In order that polyvalent anions, such as sulfate ions, are permitted to incorporate in a polymer matrix as a dopant, it is necessary that two bonding sites which are positioned closely to each other, are provided within a polymer chain or between adjacent polymer chains. In addition, where the polyvalent ions are incorporated in the matrix as a dopant, they are extremely sterically crowded owing to the small ion size. This results in the polymer structure being strained, thus leading to lower electric conductivity than expected.
On the other hand, when organic anions having a bulky structure are used, little or no strain is not exerted on the polymer structure. Such bulky organic anions are not prone to diffusion on the application of heat. Thus, the resultant conjugated double bond-bearing polymers have good electric characteristics and good heat and moisture resistances.

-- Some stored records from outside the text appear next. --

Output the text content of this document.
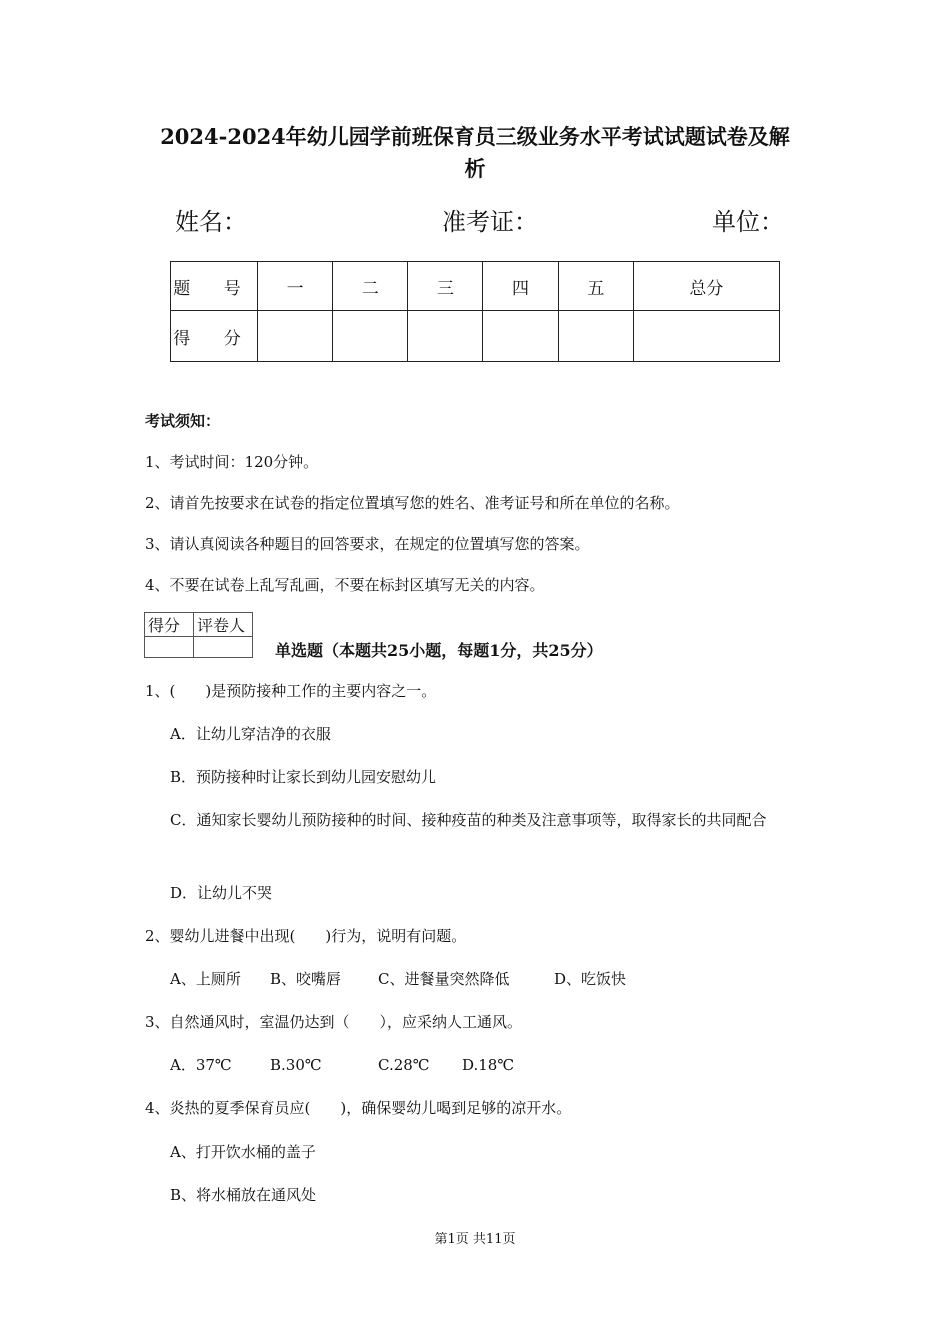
2024-2024年幼儿园学前班保育员三级业务水平考试试题试卷及解
析
姓名：	准考证：	单位：
题 号	一	二	三	四	五	总分
得 分						
考试须知：
1、考试时间：120分钟。
2、请首先按要求在试卷的指定位置填写您的姓名、准考证号和所在单位的名称。
3、请认真阅读各种题目的回答要求，在规定的位置填写您的答案。
4、不要在试卷上乱写乱画，不要在标封区填写无关的内容。
得分	评卷人

单选题（本题共25小题，每题1分，共25分）
1、(　　)是预防接种工作的主要内容之一。
A．让幼儿穿洁净的衣服
B．预防接种时让家长到幼儿园安慰幼儿
C．通知家长婴幼儿预防接种的时间、接种疫苗的种类及注意事项等，取得家长的共同配合
D．让幼儿不哭
2、婴幼儿进餐中出现(　　)行为，说明有问题。
A、上厕所 B、咬嘴唇 C、进餐量突然降低	D、吃饭快
3、自然通风时，室温仍达到（　　），应采纳人工通风。
A．37℃	B.30℃	C.28℃ D.18℃
4、炎热的夏季保育员应(　　)，确保婴幼儿喝到足够的凉开水。
A、打开饮水桶的盖子
B、将水桶放在通风处
第1页 共11页
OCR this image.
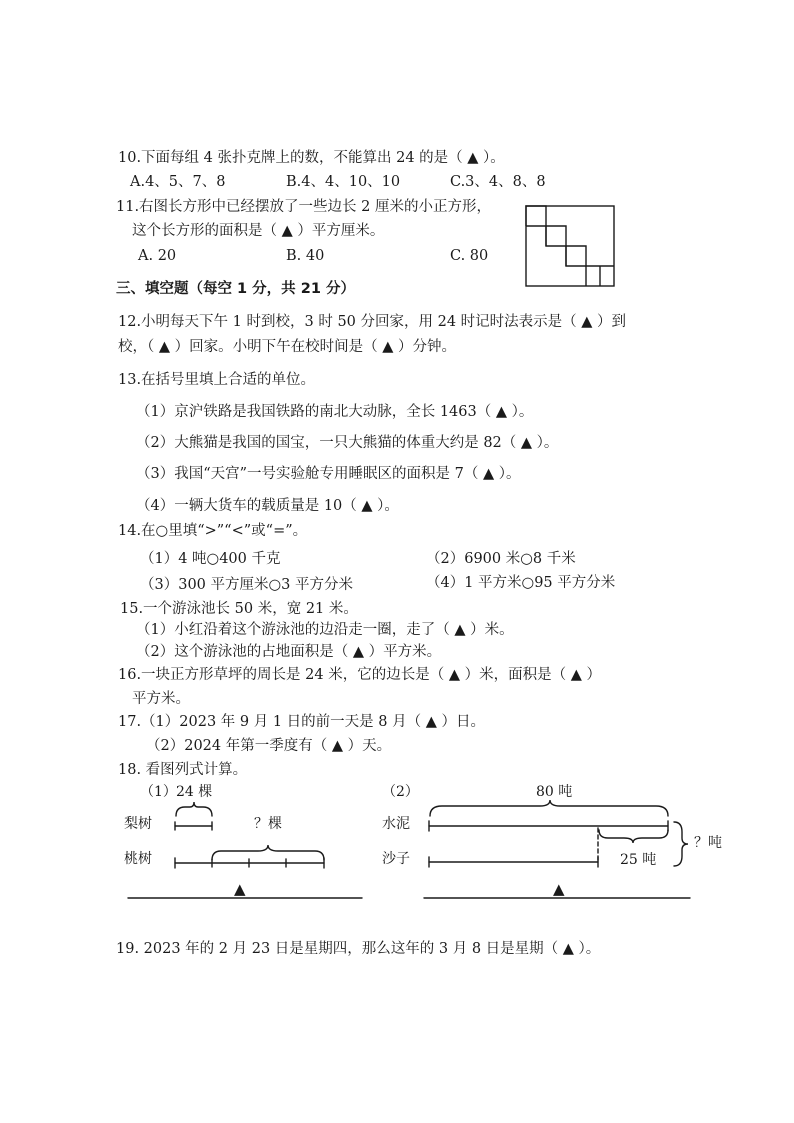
10.下面每组 4 张扑克牌上的数，不能算出 24 的是（ ▲ ）。
A.4、5、7、8	B.4、4、10、10	C.3、4、8、8
11.右图长方形中已经摆放了一些边长 2 厘米的小正方形，
这个长方形的面积是（ ▲ ）平方厘米。
A. 20	B. 40	C. 80
三、填空题（每空 1 分，共 21 分）
12.小明每天下午 1 时到校，3 时 50 分回家，用 24 时记时法表示是（ ▲ ）到
校，（ ▲ ）回家。小明下午在校时间是（ ▲ ）分钟。
13.在括号里填上合适的单位。
（1）京沪铁路是我国铁路的南北大动脉，全长 1463（ ▲ ）。
（2）大熊猫是我国的国宝，一只大熊猫的体重大约是 82（ ▲ ）。
（3）我国“天宫”一号实验舱专用睡眠区的面积是 7（ ▲ ）。
（4）一辆大货车的载质量是 10（ ▲ ）。
14.在○里填“>”“<”或“=”。
（1）4 吨○400 千克	（2）6900 米○8 千米
（3）300 平方厘米○3 平方分米	（4）1 平方米○95 平方分米
15.一个游泳池长 50 米，宽 21 米。
（1）小红沿着这个游泳池的边沿走一圈，走了（ ▲ ）米。
（2）这个游泳池的占地面积是（ ▲ ）平方米。
16.一块正方形草坪的周长是 24 米，它的边长是（ ▲ ）米，面积是（ ▲ ）
平方米。
17.（1）2023 年 9 月 1 日的前一天是 8 月（ ▲ ）日。
（2）2024 年第一季度有（ ▲ ）天。
18. 看图列式计算。
（1） 24 棵
梨树	？棵
桃树
▲
（2）	80 吨
水泥
沙子	25 吨
？吨
▲
19. 2023 年的 2 月 23 日是星期四，那么这年的 3 月 8 日是星期（ ▲ ）。
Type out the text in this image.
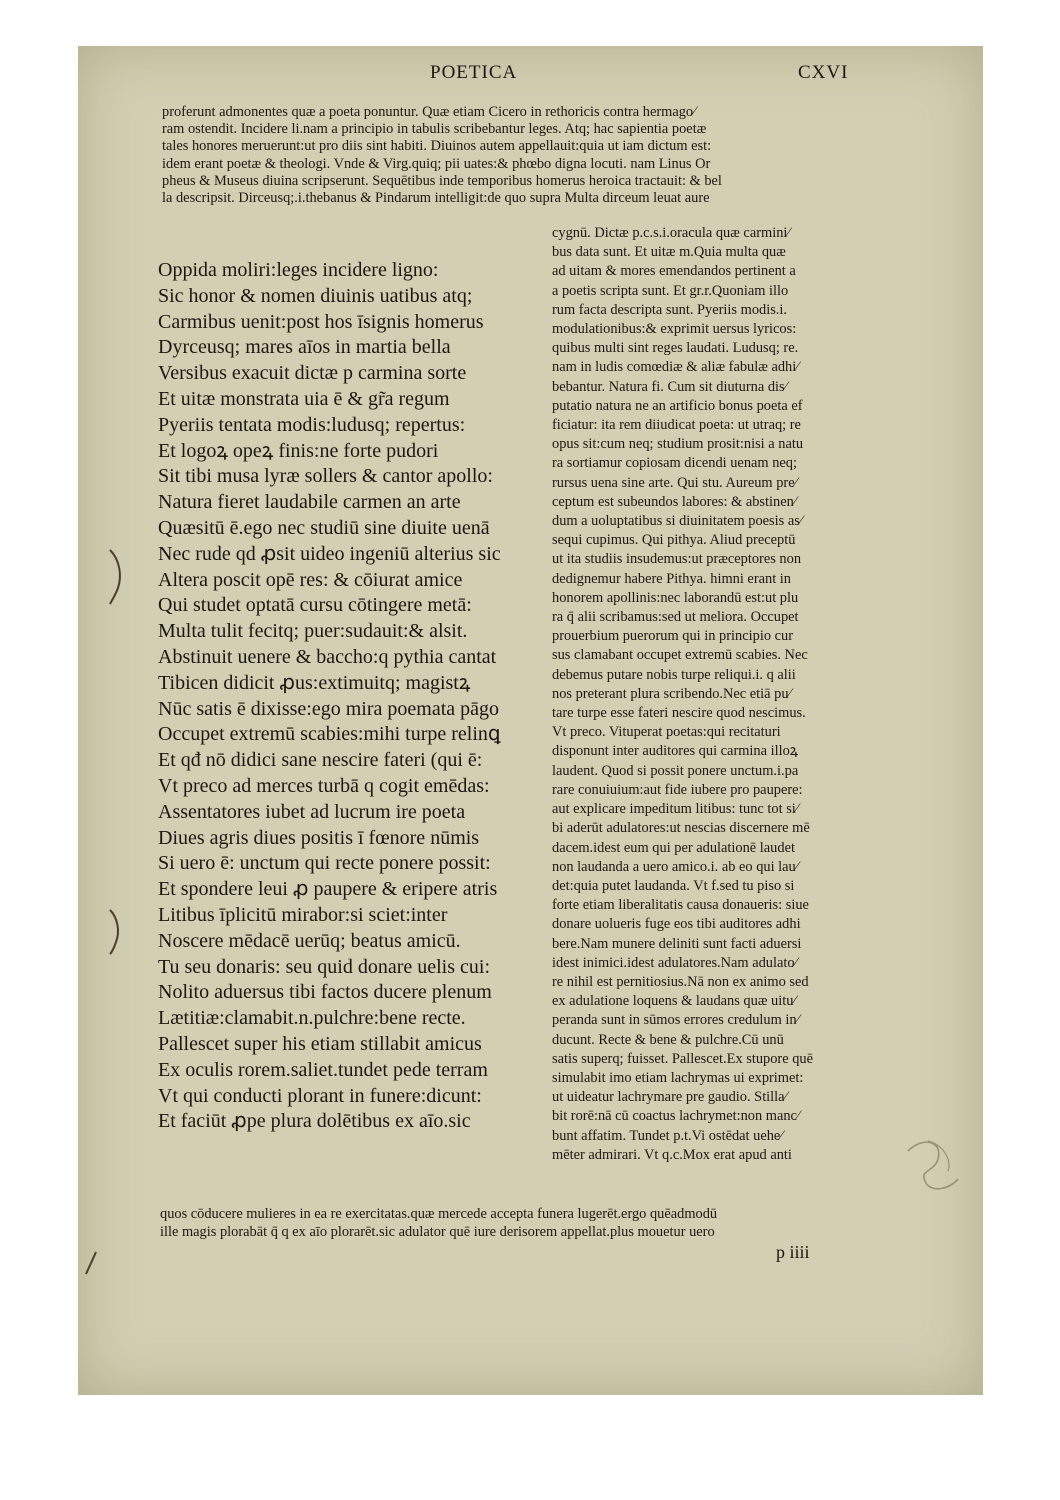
POETICA	CXVI
proferunt admonentes quæ a poeta ponuntur. Quæ etiam Cicero in rethoricis contra hermago⁄
ram ostendit. Incidere li.nam a principio in tabulis scribebantur leges. Atq; hac sapientia poetæ
tales honores meruerunt:ut pro diis sint habiti. Diuinos autem appellauit:quia ut iam dictum est:
idem erant poetæ & theologi. Vnde & Virg.quiq; pii uates:& phœbo digna locuti. nam Linus Or
pheus & Museus diuina scripserunt. Sequētibus inde temporibus homerus heroica tractauit: & bel
la descripsit. Dirceusq;.i.thebanus & Pindarum intelligit:de quo supra Multa dirceum leuat aure
Oppida moliri:leges incidere ligno:
Sic honor & nomen diuinis uatibus atq;
Carmibus uenit:post hos īsignis homerus
Dyrceusq; mares aīos in martia bella
Versibus exacuit dictæ p carmina sorte
Et uitæ monstrata uia ē & gr̃a regum
Pyeriis tentata modis:ludusq; repertus:
Et logoꝝ opeꝝ finis:ne forte pudori
Sit tibi musa lyræ sollers & cantor apollo:
Natura fieret laudabile carmen an arte
Quæsitū ē.ego nec studiū sine diuite uenā
Nec rude qd ꝓsit uideo ingeniū alterius sic
Altera poscit opē res: & cōiurat amice
Qui studet optatā cursu cōtingere metā:
Multa tulit fecitq; puer:sudauit:& alsit.
Abstinuit uenere & baccho:q pythia cantat
Tibicen didicit ꝓus:extimuitq; magistꝝ
Nūc satis ē dixisse:ego mira poemata pāgo
Occupet extremū scabies:mihi turpe relinꝗ
Et qđ nō didici sane nescire fateri (qui ē:
Vt preco ad merces turbā q cogit emēdas:
Assentatores iubet ad lucrum ire poeta
Diues agris diues positis ī fœnore nūmis
Si uero ē: unctum qui recte ponere possit:
Et spondere leui ꝓ paupere & eripere atris
Litibus īplicitū mirabor:si sciet:inter
Noscere mēdacē uerūq; beatus amicū.
Tu seu donaris: seu quid donare uelis cui:
Nolito aduersus tibi factos ducere plenum
Lætitiæ:clamabit.n.pulchre:bene recte.
Pallescet super his etiam stillabit amicus
Ex oculis rorem.saliet.tundet pede terram
Vt qui conducti plorant in funere:dicunt:
Et faciūt ꝓpe plura dolētibus ex aīo.sic
cygnū. Dictæ p.c.s.i.oracula quæ carmini⁄
bus data sunt. Et uitæ m.Quia multa quæ
ad uitam & mores emendandos pertinent a
a poetis scripta sunt. Et gr.r.Quoniam illo
rum facta descripta sunt. Pyeriis modis.i.
modulationibus:& exprimit uersus lyricos:
quibus multi sint reges laudati. Ludusq; re.
nam in ludis comœdiæ & aliæ fabulæ adhi⁄
bebantur. Natura fi. Cum sit diuturna dis⁄
putatio natura ne an artificio bonus poeta ef
ficiatur: ita rem diiudicat poeta: ut utraq; re
opus sit:cum neq; studium prosit:nisi a natu
ra sortiamur copiosam dicendi uenam neq;
rursus uena sine arte. Qui stu. Aureum pre⁄
ceptum est subeundos labores: & abstinen⁄
dum a uoluptatibus si diuinitatem poesis as⁄
sequi cupimus. Qui pithya. Aliud preceptū
ut ita studiis insudemus:ut præceptores non
dedignemur habere Pithya. himni erant in
honorem apollinis:nec laborandū est:ut plu
ra q̄ alii scribamus:sed ut meliora. Occupet
prouerbium puerorum qui in principio cur
sus clamabant occupet extremū scabies. Nec
debemus putare nobis turpe reliqui.i. q alii
nos preterant plura scribendo.Nec etiā pu⁄
tare turpe esse fateri nescire quod nescimus.
Vt preco. Vituperat poetas:qui recitaturi
disponunt inter auditores qui carmina illoꝝ
laudent. Quod si possit ponere unctum.i.pa
rare conuiuium:aut fide iubere pro paupere:
aut explicare impeditum litibus: tunc tot si⁄
bi aderūt adulatores:ut nescias discernere mē
dacem.idest eum qui per adulationē laudet
non laudanda a uero amico.i. ab eo qui lau⁄
det:quia putet laudanda. Vt f.sed tu piso si
forte etiam liberalitatis causa donaueris: siue
donare uolueris fuge eos tibi auditores adhi
bere.Nam munere deliniti sunt facti aduersi
idest inimici.idest adulatores.Nam adulato⁄
re nihil est pernitiosius.Nā non ex animo sed
ex adulatione loquens & laudans quæ uitu⁄
peranda sunt in sūmos errores credulum in⁄
ducunt. Recte & bene & pulchre.Cū unū
satis superq; fuisset. Pallescet.Ex stupore quē
simulabit imo etiam lachrymas ui exprimet:
ut uideatur lachrymare pre gaudio. Stilla⁄
bit rorē:nā cū coactus lachrymet:non manc⁄
bunt affatim. Tundet p.t.Vi ostēdat uehe⁄
mēter admirari. Vt q.c.Mox erat apud anti
quos cōducere mulieres in ea re exercitatas.quæ mercede accepta funera lugerēt.ergo quēadmodū
ille magis plorabāt q̄ q ex aīo plorarēt.sic adulator quē iure derisorem appellat.plus mouetur uero
p iiii
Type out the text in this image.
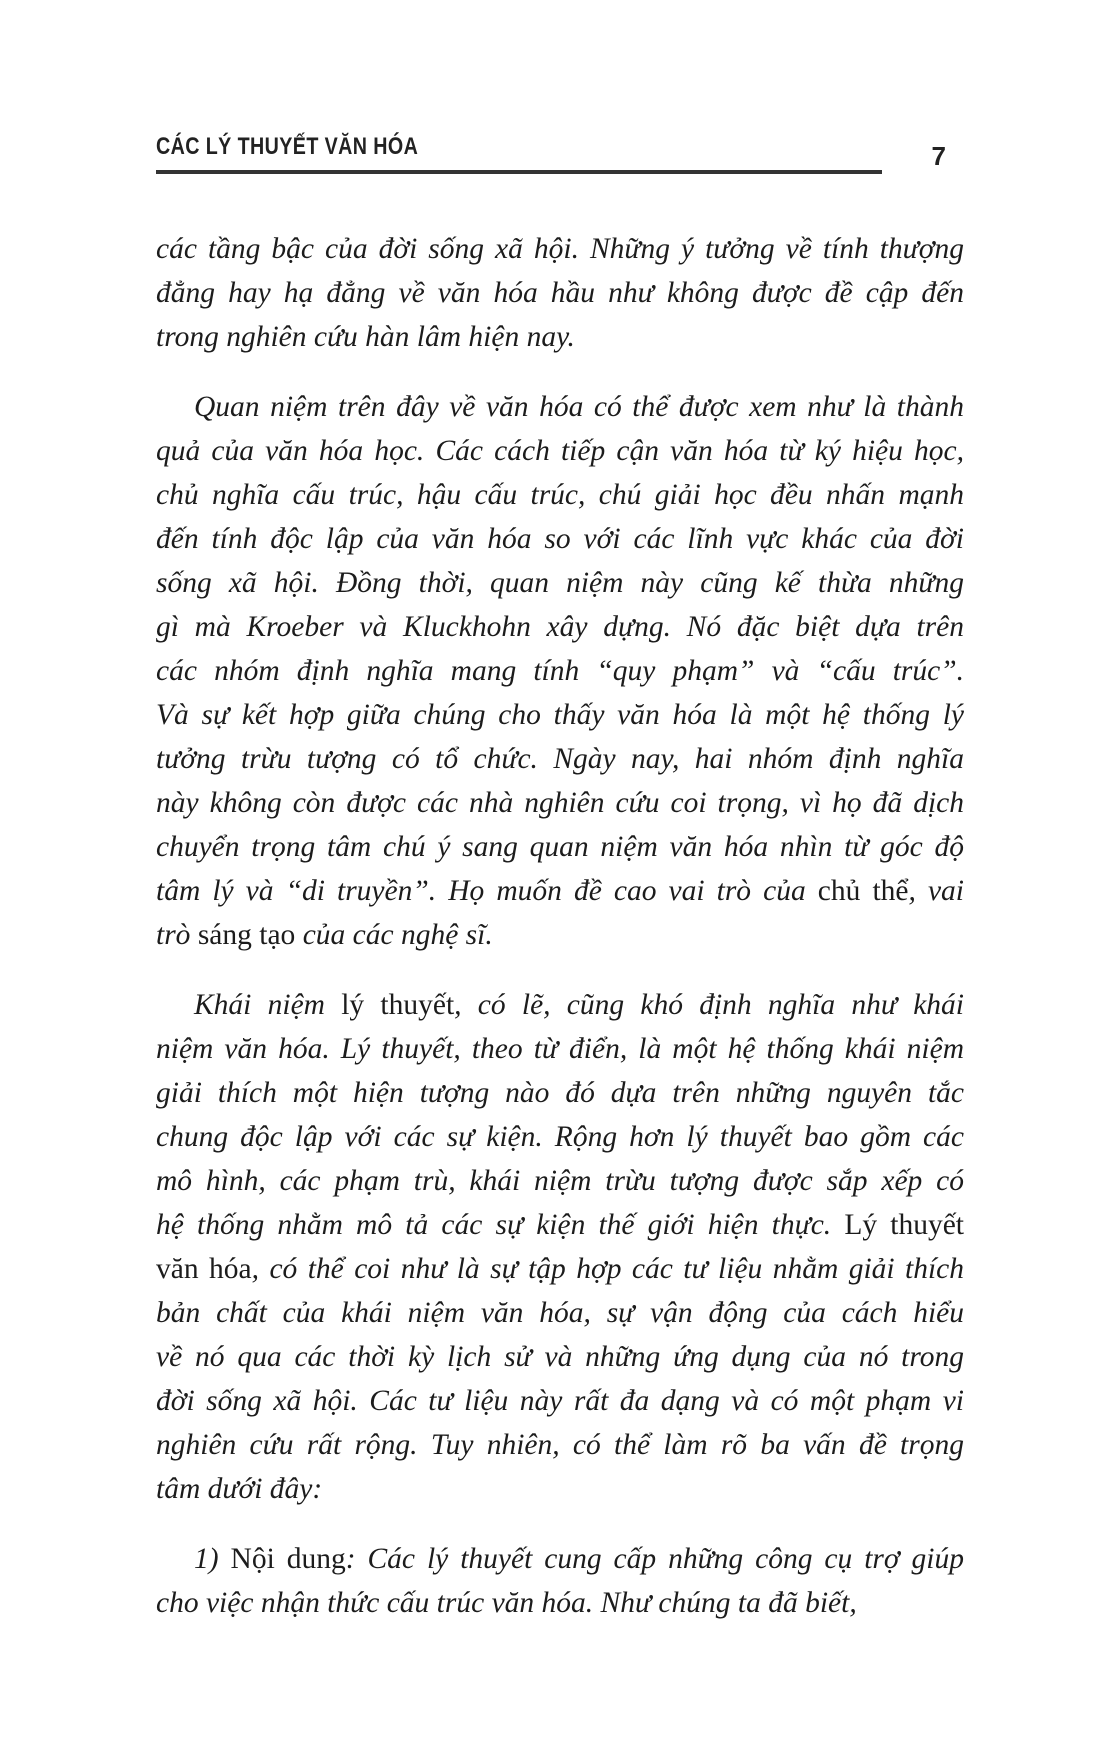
CÁC LÝ THUYẾT VĂN HÓA	7

các tầng bậc của đời sống xã hội. Những ý tưởng về tính thượng
đẳng hay hạ đẳng về văn hóa hầu như không được đề cập đến
trong nghiên cứu hàn lâm hiện nay.

Quan niệm trên đây về văn hóa có thể được xem như là thành
quả của văn hóa học. Các cách tiếp cận văn hóa từ ký hiệu học,
chủ nghĩa cấu trúc, hậu cấu trúc, chú giải học đều nhấn mạnh
đến tính độc lập của văn hóa so với các lĩnh vực khác của đời
sống xã hội. Đồng thời, quan niệm này cũng kế thừa những
gì mà Kroeber và Kluckhohn xây dựng. Nó đặc biệt dựa trên
các nhóm định nghĩa mang tính “quy phạm” và “cấu trúc”.
Và sự kết hợp giữa chúng cho thấy văn hóa là một hệ thống lý
tưởng trừu tượng có tổ chức. Ngày nay, hai nhóm định nghĩa
này không còn được các nhà nghiên cứu coi trọng, vì họ đã dịch
chuyển trọng tâm chú ý sang quan niệm văn hóa nhìn từ góc độ
tâm lý và “di truyền”. Họ muốn đề cao vai trò của chủ thể, vai
trò sáng tạo của các nghệ sĩ.

Khái niệm lý thuyết, có lẽ, cũng khó định nghĩa như khái
niệm văn hóa. Lý thuyết, theo từ điển, là một hệ thống khái niệm
giải thích một hiện tượng nào đó dựa trên những nguyên tắc
chung độc lập với các sự kiện. Rộng hơn lý thuyết bao gồm các
mô hình, các phạm trù, khái niệm trừu tượng được sắp xếp có
hệ thống nhằm mô tả các sự kiện thế giới hiện thực. Lý thuyết
văn hóa, có thể coi như là sự tập hợp các tư liệu nhằm giải thích
bản chất của khái niệm văn hóa, sự vận động của cách hiểu
về nó qua các thời kỳ lịch sử và những ứng dụng của nó trong
đời sống xã hội. Các tư liệu này rất đa dạng và có một phạm vi
nghiên cứu rất rộng. Tuy nhiên, có thể làm rõ ba vấn đề trọng
tâm dưới đây:

1) Nội dung: Các lý thuyết cung cấp những công cụ trợ giúp
cho việc nhận thức cấu trúc văn hóa. Như chúng ta đã biết,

In fact, when anthraquinonesulfonate ions or alkylnaphthalenesulfonate ions are doped, the resultant polypyrrole has good heat and moisture resistances as set out in Japanese Laid-open Patent Publication Nos. 3-93214 and 2-130906. In these publications, the doped polypyrrole is prepared by electrolytic polymerization. In the electrolytic polymerization, transition metal salts are usually used. However, the salts containing such relatively large molecule anions are low in solubility in water. Accordingly, it has been difficult to directly incorporate the anion into a conjugated double bond-bearing polymer through chemical oxidation polymerization in an aqueous medium.
The conductive polymers obtained by chemical oxidation polymerization are ordinarily in the form of powder or particles. Since the polymer structure is formed of conjugated double bonds, it is, in most cases, difficult to process the powder or particles by thermal melting or dispersion in solvents.
For the purpose of film formation, attempts have been made wherein the conductive polymer powder is mixed with resin binders, or appropriate substituents are introduced into the main chain of the polymer to render the polymer soluble in solvents.
However, the mixing with binder resins or the introduction of substituents into the main chain of the polymer has the following problems.
In the former case, it is inevitable that the electric conductivity lowers owing to the dilution of the conductive polymer. In the latter case where the polymer is rendered soluble in solvents, limitation is placed on the selection of a substituent owing to the difficulty in balancing the solubility to be imparted and the inherent characteristics, e.g. electric conductivity and environmental stability, of the conductive polymer. Additionally, the preparation of a polymerizable monomer having an appropriate substituent which is effective in rendering the resultant polymer soluble in solvents is difficult. This eventually leads to high costs of the conductive polymer.